Dieu me pardonne c'est son métier

Comment Portland est devenue le point zéro de la bataille de Trump contre les villes démocrates


Les habitants contestent la description du président selon laquelle la ville du nord-ouest est « ravagée par la guerre » et sans foi ni loi, ils ont sans doute raison et il est probable que comme chez nous sans régler les problèmes réels de « sécurité » au contraire, le président utilise la force avant tout pour empêcher la seule force que le capitalisme craigne, celle des travailleurs organisés. Nous voulons simplement à travers cette descriptions insister sur quelques évidences : la crise des Etats-Unis et plus généralement de l’occident global est d’abord interne à partir des monstrueuses inégalités qui créent des fractures au sein de la société pour ne pas employer un langage plus clair sur l’accumulation du capital… et cette crise est repoussée caricaturalement au sein des villes tenues par des démocrates entre guerre civile et carnaval. C’est cet aspect formel qui donne ce sentiment d’assister à la chute de l’empire romain avec ses jeux du cirque et ses coups d’Etat entre forces armées à l’échelle de l’Empire. Parce que nous pouvons trouver croquignolet et sympa ce carnaval face à des types armés jusqu’aux dents, mais il faut songer à ceux qui peinent dans les champs et dans les ateliers et la manière dont ils jugent ces gens qui vivent dans une sorte de lunapark permanent à leurs frais, pensent-ils ! Puisque faute d’un parti communiste, ils en sont là. Regardez à la fin, le type habillé en gothique qui déclare sentencieusement que Trump est déconnecté de la réalité. Il a peut-être raison mas il a du mal à convaincre… C’est en organisant le solo funèbre des « ateliers » parisiens que Napoléon Bonaparte a trouvé des gens pour son coup d’Etat … ce « malentendu » faute d’un parti révolutionnaire peut aller très loin… et même s’il est proclamé « l’empire c’est la paix », la logique en est la guerre (note et traduction de Danielle Bleitrach)
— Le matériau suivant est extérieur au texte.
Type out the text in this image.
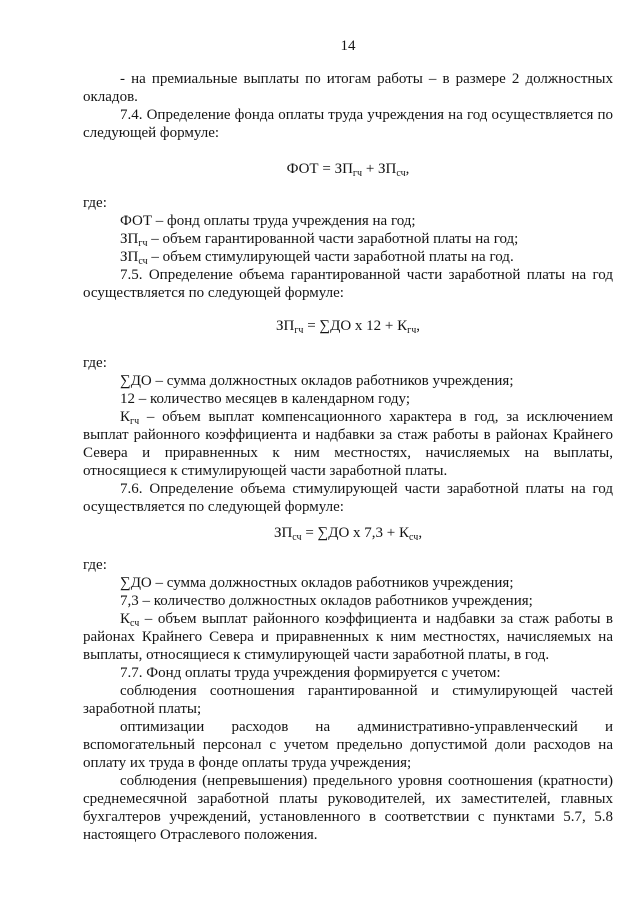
14

- на премиальные выплаты по итогам работы – в размере 2 должностных окладов.

7.4. Определение фонда оплаты труда учреждения на год осуществляется по следующей формуле:

ФОТ = $ЗП_{гч} + ЗП_{сч}$,

где:

ФОТ – фонд оплаты труда учреждения на год;

$ЗП_{гч}$ – объем гарантированной части заработной платы на год;

$ЗП_{сч}$ – объем стимулирующей части заработной платы на год.

7.5. Определение объема гарантированной части заработной платы на год осуществляется по следующей формуле:

$ЗП_{гч} = \sum ДО$ x $12 + К_{гч}$,

где:

∑ДО – сумма должностных окладов работников учреждения;

12 – количество месяцев в календарном году;

$К_{гч}$ – объем выплат компенсационного характера в год, за исключением выплат районного коэффициента и надбавки за стаж работы в районах Крайнего Севера и приравненных к ним местностях, начисляемых на выплаты, относящиеся к стимулирующей части заработной платы.

7.6. Определение объема стимулирующей части заработной платы на год осуществляется по следующей формуле:

$ЗП_{сч} = \sum ДО$ x $7,3 + К_{сч}$,

где:

∑ДО – сумма должностных окладов работников учреждения;

7,3 – количество должностных окладов работников учреждения;

$К_{сч}$ – объем выплат районного коэффициента и надбавки за стаж работы в районах Крайнего Севера и приравненных к ним местностях, начисляемых на выплаты, относящиеся к стимулирующей части заработной платы, в год.

7.7. Фонд оплаты труда учреждения формируется с учетом:

соблюдения соотношения гарантированной и стимулирующей частей заработной платы;

оптимизации расходов на административно-управленческий и вспомогательный персонал с учетом предельно допустимой доли расходов на оплату их труда в фонде оплаты труда учреждения;

соблюдения (непревышения) предельного уровня соотношения (кратности) среднемесячной заработной платы руководителей, их заместителей, главных бухгалтеров учреждений, установленного в соответствии с пунктами 5.7, 5.8 настоящего Отраслевого положения.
Des manifestants se rassemblent devant une installation fédérale de l’ICE à Portland, dans l’Oregon ©.

Guy Chazan à Portland


Pour le président américain Donald Trump, la ville de Portland, dans le nord-ouest du pays, est une zone de guerre bombardée grouillant d’« agitateurs », d’« anarchistes » et de « voyous antifa ».

La réalité de mercredi soir de la semaine dernière était un peu différente : un groupe de manifestants pacifiques déguisés en hippopotames, en grenouilles et en licornes dansant sur « Rock Lobster » des B-52.

Chell Surber est l’une des habituées. Le jour, elle travaille dans l’assurance qualité dans un supermarché discount local. La nuit, elle manifeste contre la politique d’immigration de Trump, vêtue d’un costume de dinosaure gonflable.

Elle appelle cela « la résistance par la joie ».

« L’administration veut répandre ce faux récit selon lequel nous sommes tous des extrémistes violents », a-t-elle déclaré. « Mais nous ne sommes qu’un groupe de gens ordinaires qui se soucient de la liberté d’expression. »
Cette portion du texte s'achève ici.